The fog rubbed its muzzle on the windowpanes all across the eastern seaboard this year during the mild early winter months. Living outside New York City, I spent many mornings straining to see through the mist and searching for familiar landmarks as I drove around. More often than not, the first structure that would loom into view whenever I crested a hill or rounded a turn would be a massive stone structure atop a hill: a Catholic church, college, seminary or similar institution towering over the landscape and refusing to surrender to the fog. They are everywhere in the Hudson River Valley, these monumental buildings. The historian in me wonders if some archaeologist in the far future will conclude that “Catholics feared the valleys and the waterways, retreating to their dun-forts atop hill and palisade.”
Their size and location speak to a sometimes unspoken impulse in the pre-Vatican II church in the United States—the desire for a “muscular Catholicism” that made no bones about its presence in a largely Protestant nation, but instead sought to assert itself through architectural grandiosity. If you don’t believe me, do some research on the “bishop’s residence” built before 1965 in any city in the United States. You’ll find a palace fit for a prince. Many have now (thank goodness) been sold off, but the buildings remain—public statements asserting the power and majesty of the church and of those who saw themselves as its princes.

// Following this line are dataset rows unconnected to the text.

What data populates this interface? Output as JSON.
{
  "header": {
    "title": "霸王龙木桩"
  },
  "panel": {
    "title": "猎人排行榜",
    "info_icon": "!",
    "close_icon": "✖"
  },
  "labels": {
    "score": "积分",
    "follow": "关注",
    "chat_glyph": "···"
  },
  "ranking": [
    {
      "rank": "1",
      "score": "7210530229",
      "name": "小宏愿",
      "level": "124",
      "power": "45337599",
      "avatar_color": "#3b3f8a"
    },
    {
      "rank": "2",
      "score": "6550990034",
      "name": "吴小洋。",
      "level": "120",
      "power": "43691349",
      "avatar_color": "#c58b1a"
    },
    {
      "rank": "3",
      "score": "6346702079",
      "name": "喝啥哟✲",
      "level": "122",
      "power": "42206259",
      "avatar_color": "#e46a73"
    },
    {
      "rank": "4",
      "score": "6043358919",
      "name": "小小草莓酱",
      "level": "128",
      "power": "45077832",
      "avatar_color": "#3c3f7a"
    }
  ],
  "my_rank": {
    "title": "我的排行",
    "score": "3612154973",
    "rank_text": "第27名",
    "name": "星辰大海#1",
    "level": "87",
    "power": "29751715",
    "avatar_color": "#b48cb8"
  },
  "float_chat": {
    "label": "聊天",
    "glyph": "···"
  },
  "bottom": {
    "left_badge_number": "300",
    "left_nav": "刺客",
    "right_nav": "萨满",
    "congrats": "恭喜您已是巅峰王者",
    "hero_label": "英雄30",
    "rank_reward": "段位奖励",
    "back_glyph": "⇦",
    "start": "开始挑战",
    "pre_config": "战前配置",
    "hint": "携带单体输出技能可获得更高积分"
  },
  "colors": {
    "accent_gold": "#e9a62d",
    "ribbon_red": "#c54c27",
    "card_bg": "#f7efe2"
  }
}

But at whom are these structures—the palatial bishop’s home, the massive Gothic cathedral, the fortress-like novitiate, the retreat house built like Versailles—aimed? Protestants, who might be reminded of the Catholic presence among them? Catholics themselves, to encourage their sense of the eternal nature of the church? Or the young men and women enrolling in college or pursuing vocations to the priesthood and religious life, reminding them that they were entering something larger than themselves? More to the point, why did their construction cease almost entirely after 1965?
There are demographic answers, obviously, including financial considerations as well as the declining numbers of men and women entering religious life since the Second Vatican Council. The immediate aftermath of the council itself also offers some answers, as the rediscovered mandate to be of and in the world instead of set apart from it found an enthusiastic reception among many American Catholics. The marketing catchphrase at my own undergraduate university before Vatican II was “A Man of Two Worlds” (the local archbishop wasn’t about to let women on campus in those days), suggesting that a good young Catholic needed to be able to participate in American life while maintaining his or her identity in the sacred world of the church. In the decades since, that sense of being “set apart” (there’s the reason you build your city upon a hill!) dissolved to a significant degree. In recent years, that same institution unveiled a logo that includes (not my words) a “subtle cross” hinted at by other graphic components—in other words, faith not as a distinguishing characteristic, but as a background element. The impulse to stand out, it seems, has been overtaken by the impulse to fit in.
But this provokes another question. If recent Pew Forum surveys are to be believed, fully one third of American-born Catholics leave the Catholic Church during their lifetime, and one in 10 Americans is an ex-Catholic. At the same time, the Catholic Church in the United States has grown in terms of real numbers, the result of waves of immigration in recent decades from Catholic countries in Asia and Latin America.
What role will buildings play for these new populations moving into the American church and their sense of being both Catholic and American? Is there an architectural movement that reflects their place in American society and buttresses their understanding of their faith? Is their impulse to “fit in” not paralleled by the impulse to assert a public faith? Perhaps architecture is no longer the way that is done; or perhaps we are too early in this change in American Catholic life for the physical manifestations of the change to be obvious. Or, perhaps, are we naïve and self-satisfied enough to assume that Gothic or Tudor structures built by Irish and Italians make a Guatemalan, a Filipino or a Vietnamese churchgoer feel at home in their faith?